The whitewashing has become one of the primary talking points surrounding the film. In a sure sign that some publicist got through to him, Dre made an about-face in a statement to the New York Times:
Twenty-five years ago I was a young man drinking too much and in over my head with no real structure in my life. However, none of this is an excuse for what I did. I’ve been married for 19 years and every day I’m working to be a better man for my family, seeking guidance along the way. I’m doing everything I can so I never resemble that man again. I apologize to the women I’ve hurt. I deeply regret what I did and know that it has forever impacted all of our lives.
Dre has a lot more to lose now as a businessman.

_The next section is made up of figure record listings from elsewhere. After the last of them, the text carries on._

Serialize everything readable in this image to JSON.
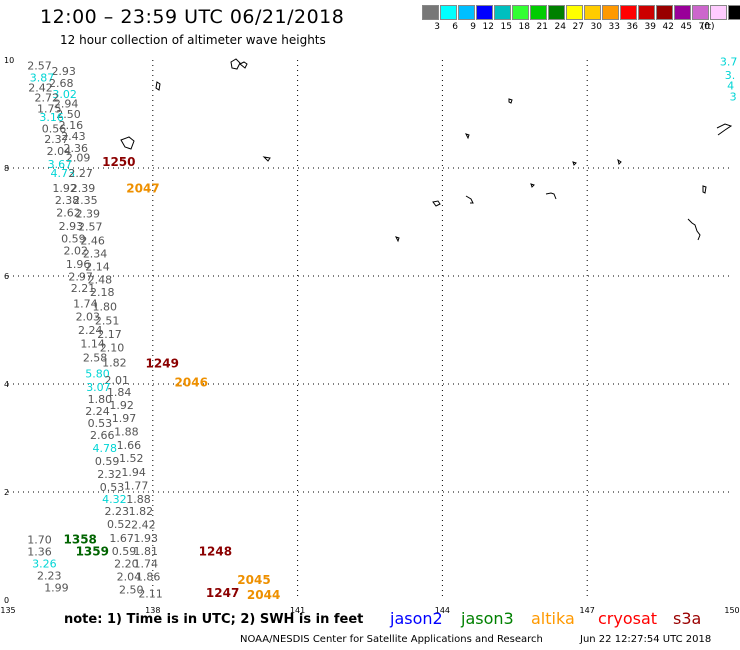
{
  "header": {
    "title": "12:00 – 23:59 UTC 06/21/2018",
    "subtitle": "12 hour collection of altimeter wave heights"
  },
  "legend": {
    "colors": [
      "#777777",
      "#00ffff",
      "#00bfff",
      "#0000ff",
      "#00bfbf",
      "#33ff33",
      "#00cc00",
      "#008000",
      "#ffff00",
      "#ffcc00",
      "#ff9900",
      "#ff0000",
      "#cc0000",
      "#990000",
      "#990099",
      "#cc66cc",
      "#ffccff",
      "#000000"
    ],
    "labels": [
      "3",
      "6",
      "9",
      "12",
      "15",
      "18",
      "21",
      "24",
      "27",
      "30",
      "33",
      "36",
      "39",
      "42",
      "45",
      "70"
    ],
    "unit": "(ft)"
  },
  "map": {
    "x_ticks": [
      "135",
      "138",
      "141",
      "144",
      "147",
      "150"
    ],
    "y_ticks": [
      "0",
      "2",
      "4",
      "6",
      "8",
      "10"
    ],
    "readings": [
      {
        "t": "2.57",
        "x": 0.4,
        "y": 9.82,
        "c": "#555555"
      },
      {
        "t": "2.93",
        "x": 0.9,
        "y": 9.72,
        "c": "#555555"
      },
      {
        "t": "3.87",
        "x": 0.45,
        "y": 9.6,
        "c": "#00d5d5"
      },
      {
        "t": "2.68",
        "x": 0.85,
        "y": 9.5,
        "c": "#555555"
      },
      {
        "t": "2.42",
        "x": 0.42,
        "y": 9.42,
        "c": "#555555"
      },
      {
        "t": "3.02",
        "x": 0.92,
        "y": 9.3,
        "c": "#00d5d5"
      },
      {
        "t": "2.72",
        "x": 0.55,
        "y": 9.23,
        "c": "#555555"
      },
      {
        "t": "2.94",
        "x": 0.95,
        "y": 9.12,
        "c": "#555555"
      },
      {
        "t": "1.75",
        "x": 0.6,
        "y": 9.03,
        "c": "#555555"
      },
      {
        "t": "2.50",
        "x": 1.0,
        "y": 8.93,
        "c": "#555555"
      },
      {
        "t": "3.16",
        "x": 0.65,
        "y": 8.87,
        "c": "#00d5d5"
      },
      {
        "t": "2.16",
        "x": 1.05,
        "y": 8.72,
        "c": "#555555"
      },
      {
        "t": "0.56",
        "x": 0.7,
        "y": 8.66,
        "c": "#555555"
      },
      {
        "t": "2.43",
        "x": 1.1,
        "y": 8.52,
        "c": "#555555"
      },
      {
        "t": "2.37",
        "x": 0.75,
        "y": 8.46,
        "c": "#555555"
      },
      {
        "t": "2.36",
        "x": 1.15,
        "y": 8.3,
        "c": "#555555"
      },
      {
        "t": "2.04",
        "x": 0.8,
        "y": 8.24,
        "c": "#555555"
      },
      {
        "t": "2.09",
        "x": 1.2,
        "y": 8.12,
        "c": "#555555"
      },
      {
        "t": "3.67",
        "x": 0.82,
        "y": 8.0,
        "c": "#00d5d5"
      },
      {
        "t": "4.73",
        "x": 0.88,
        "y": 7.83,
        "c": "#00d5d5"
      },
      {
        "t": "2.27",
        "x": 1.25,
        "y": 7.83,
        "c": "#555555"
      },
      {
        "t": "1.92",
        "x": 0.92,
        "y": 7.56,
        "c": "#555555"
      },
      {
        "t": "2.39",
        "x": 1.3,
        "y": 7.56,
        "c": "#555555"
      },
      {
        "t": "2.38",
        "x": 0.97,
        "y": 7.33,
        "c": "#555555"
      },
      {
        "t": "2.35",
        "x": 1.35,
        "y": 7.33,
        "c": "#555555"
      },
      {
        "t": "2.62",
        "x": 1.0,
        "y": 7.1,
        "c": "#555555"
      },
      {
        "t": "2.39",
        "x": 1.4,
        "y": 7.08,
        "c": "#555555"
      },
      {
        "t": "2.93",
        "x": 1.05,
        "y": 6.85,
        "c": "#555555"
      },
      {
        "t": "2.57",
        "x": 1.45,
        "y": 6.84,
        "c": "#555555"
      },
      {
        "t": "0.59",
        "x": 1.1,
        "y": 6.62,
        "c": "#555555"
      },
      {
        "t": "2.46",
        "x": 1.5,
        "y": 6.58,
        "c": "#555555"
      },
      {
        "t": "2.02",
        "x": 1.15,
        "y": 6.4,
        "c": "#555555"
      },
      {
        "t": "2.34",
        "x": 1.55,
        "y": 6.34,
        "c": "#555555"
      },
      {
        "t": "1.96",
        "x": 1.2,
        "y": 6.15,
        "c": "#555555"
      },
      {
        "t": "2.14",
        "x": 1.6,
        "y": 6.1,
        "c": "#555555"
      },
      {
        "t": "2.97",
        "x": 1.25,
        "y": 5.92,
        "c": "#555555"
      },
      {
        "t": "2.48",
        "x": 1.65,
        "y": 5.86,
        "c": "#555555"
      },
      {
        "t": "2.21",
        "x": 1.3,
        "y": 5.7,
        "c": "#555555"
      },
      {
        "t": "2.18",
        "x": 1.7,
        "y": 5.63,
        "c": "#555555"
      },
      {
        "t": "1.74",
        "x": 1.35,
        "y": 5.42,
        "c": "#555555"
      },
      {
        "t": "1.80",
        "x": 1.75,
        "y": 5.36,
        "c": "#555555"
      },
      {
        "t": "2.03",
        "x": 1.4,
        "y": 5.18,
        "c": "#555555"
      },
      {
        "t": "2.51",
        "x": 1.8,
        "y": 5.1,
        "c": "#555555"
      },
      {
        "t": "2.24",
        "x": 1.45,
        "y": 4.93,
        "c": "#555555"
      },
      {
        "t": "2.17",
        "x": 1.85,
        "y": 4.85,
        "c": "#555555"
      },
      {
        "t": "1.14",
        "x": 1.5,
        "y": 4.68,
        "c": "#555555"
      },
      {
        "t": "2.10",
        "x": 1.9,
        "y": 4.6,
        "c": "#555555"
      },
      {
        "t": "2.58",
        "x": 1.55,
        "y": 4.42,
        "c": "#555555"
      },
      {
        "t": "1.82",
        "x": 1.95,
        "y": 4.32,
        "c": "#555555"
      },
      {
        "t": "5.80",
        "x": 1.6,
        "y": 4.12,
        "c": "#00d5d5"
      },
      {
        "t": "2.01",
        "x": 2.0,
        "y": 4.0,
        "c": "#555555"
      },
      {
        "t": "3.07",
        "x": 1.62,
        "y": 3.87,
        "c": "#00d5d5"
      },
      {
        "t": "1.84",
        "x": 2.05,
        "y": 3.78,
        "c": "#555555"
      },
      {
        "t": "1.80",
        "x": 1.65,
        "y": 3.65,
        "c": "#555555"
      },
      {
        "t": "1.92",
        "x": 2.1,
        "y": 3.54,
        "c": "#555555"
      },
      {
        "t": "2.24",
        "x": 1.6,
        "y": 3.43,
        "c": "#555555"
      },
      {
        "t": "1.97",
        "x": 2.15,
        "y": 3.3,
        "c": "#555555"
      },
      {
        "t": "0.53",
        "x": 1.65,
        "y": 3.2,
        "c": "#555555"
      },
      {
        "t": "1.88",
        "x": 2.2,
        "y": 3.05,
        "c": "#555555"
      },
      {
        "t": "2.66",
        "x": 1.7,
        "y": 2.98,
        "c": "#555555"
      },
      {
        "t": "1.66",
        "x": 2.25,
        "y": 2.8,
        "c": "#555555"
      },
      {
        "t": "4.78",
        "x": 1.75,
        "y": 2.74,
        "c": "#00d5d5"
      },
      {
        "t": "1.52",
        "x": 2.3,
        "y": 2.56,
        "c": "#555555"
      },
      {
        "t": "0.59",
        "x": 1.8,
        "y": 2.5,
        "c": "#555555"
      },
      {
        "t": "1.94",
        "x": 2.35,
        "y": 2.3,
        "c": "#555555"
      },
      {
        "t": "2.32",
        "x": 1.85,
        "y": 2.26,
        "c": "#555555"
      },
      {
        "t": "1.77",
        "x": 2.4,
        "y": 2.05,
        "c": "#555555"
      },
      {
        "t": "0.53",
        "x": 1.9,
        "y": 2.02,
        "c": "#555555"
      },
      {
        "t": "4.32",
        "x": 1.95,
        "y": 1.8,
        "c": "#00d5d5"
      },
      {
        "t": "1.88",
        "x": 2.45,
        "y": 1.8,
        "c": "#555555"
      },
      {
        "t": "2.23",
        "x": 2.0,
        "y": 1.57,
        "c": "#555555"
      },
      {
        "t": "1.82",
        "x": 2.5,
        "y": 1.57,
        "c": "#555555"
      },
      {
        "t": "0.52",
        "x": 2.05,
        "y": 1.33,
        "c": "#555555"
      },
      {
        "t": "2.42",
        "x": 2.55,
        "y": 1.32,
        "c": "#555555"
      },
      {
        "t": "1.67",
        "x": 2.1,
        "y": 1.07,
        "c": "#555555"
      },
      {
        "t": "1.93",
        "x": 2.6,
        "y": 1.07,
        "c": "#555555"
      },
      {
        "t": "0.59",
        "x": 2.15,
        "y": 0.83,
        "c": "#555555"
      },
      {
        "t": "1.81",
        "x": 2.6,
        "y": 0.83,
        "c": "#555555"
      },
      {
        "t": "2.20",
        "x": 2.2,
        "y": 0.6,
        "c": "#555555"
      },
      {
        "t": "1.74",
        "x": 2.6,
        "y": 0.6,
        "c": "#555555"
      },
      {
        "t": "2.04",
        "x": 2.25,
        "y": 0.36,
        "c": "#555555"
      },
      {
        "t": "1.86",
        "x": 2.65,
        "y": 0.36,
        "c": "#555555"
      },
      {
        "t": "2.50",
        "x": 2.3,
        "y": 0.12,
        "c": "#555555"
      },
      {
        "t": "2.11",
        "x": 2.7,
        "y": 0.05,
        "c": "#555555"
      },
      {
        "t": "1.70",
        "x": 0.4,
        "y": 1.05,
        "c": "#555555"
      },
      {
        "t": "1.36",
        "x": 0.4,
        "y": 0.82,
        "c": "#555555"
      },
      {
        "t": "3.26",
        "x": 0.5,
        "y": 0.6,
        "c": "#00d5d5"
      },
      {
        "t": "2.23",
        "x": 0.6,
        "y": 0.38,
        "c": "#555555"
      },
      {
        "t": "1.99",
        "x": 0.75,
        "y": 0.16,
        "c": "#555555"
      },
      {
        "t": "3.7",
        "x": 14.75,
        "y": 9.9,
        "c": "#00d5d5"
      },
      {
        "t": "3.",
        "x": 14.85,
        "y": 9.65,
        "c": "#00d5d5"
      },
      {
        "t": "4",
        "x": 14.9,
        "y": 9.45,
        "c": "#00d5d5"
      },
      {
        "t": "3",
        "x": 14.95,
        "y": 9.25,
        "c": "#00d5d5"
      }
    ],
    "times": [
      {
        "t": "1250",
        "x": 1.95,
        "y": 8.04,
        "c": "#8b0000"
      },
      {
        "t": "2047",
        "x": 2.45,
        "y": 7.55,
        "c": "#ee9000"
      },
      {
        "t": "1249",
        "x": 2.85,
        "y": 4.31,
        "c": "#8b0000"
      },
      {
        "t": "2046",
        "x": 3.45,
        "y": 3.95,
        "c": "#ee9000"
      },
      {
        "t": "1358",
        "x": 1.15,
        "y": 1.05,
        "c": "#006400"
      },
      {
        "t": "1359",
        "x": 1.4,
        "y": 0.82,
        "c": "#006400"
      },
      {
        "t": "1248",
        "x": 3.95,
        "y": 0.82,
        "c": "#8b0000"
      },
      {
        "t": "2045",
        "x": 4.75,
        "y": 0.3,
        "c": "#ee9000"
      },
      {
        "t": "1247",
        "x": 4.1,
        "y": 0.06,
        "c": "#8b0000"
      },
      {
        "t": "2044",
        "x": 4.95,
        "y": 0.02,
        "c": "#ee9000"
      }
    ]
  },
  "footer": {
    "note": "note: 1) Time is in UTC; 2) SWH is in feet",
    "satellites": [
      {
        "label": "jason2",
        "color": "#0000ff"
      },
      {
        "label": "jason3",
        "color": "#008000"
      },
      {
        "label": "altika",
        "color": "#ff9900"
      },
      {
        "label": "cryosat",
        "color": "#ff0000"
      },
      {
        "label": "s3a",
        "color": "#990000"
      }
    ],
    "credit": "NOAA/NESDIS Center for Satellite Applications and Research",
    "timestamp": "Jun 22 12:27:54 UTC 2018"
  }
}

He released his first album in 16 years with Compton, and sold his company Beats to Apple for $3 billion. Apple, for its part, released a coordinated statement of support:
Dre has apologized for the mistakes he’s made in the past and he’s said that he’s not the same person that he was 25 years ago. We believe his sincerity and after working with him for a year and a half, we have every reason to believe that he has changed.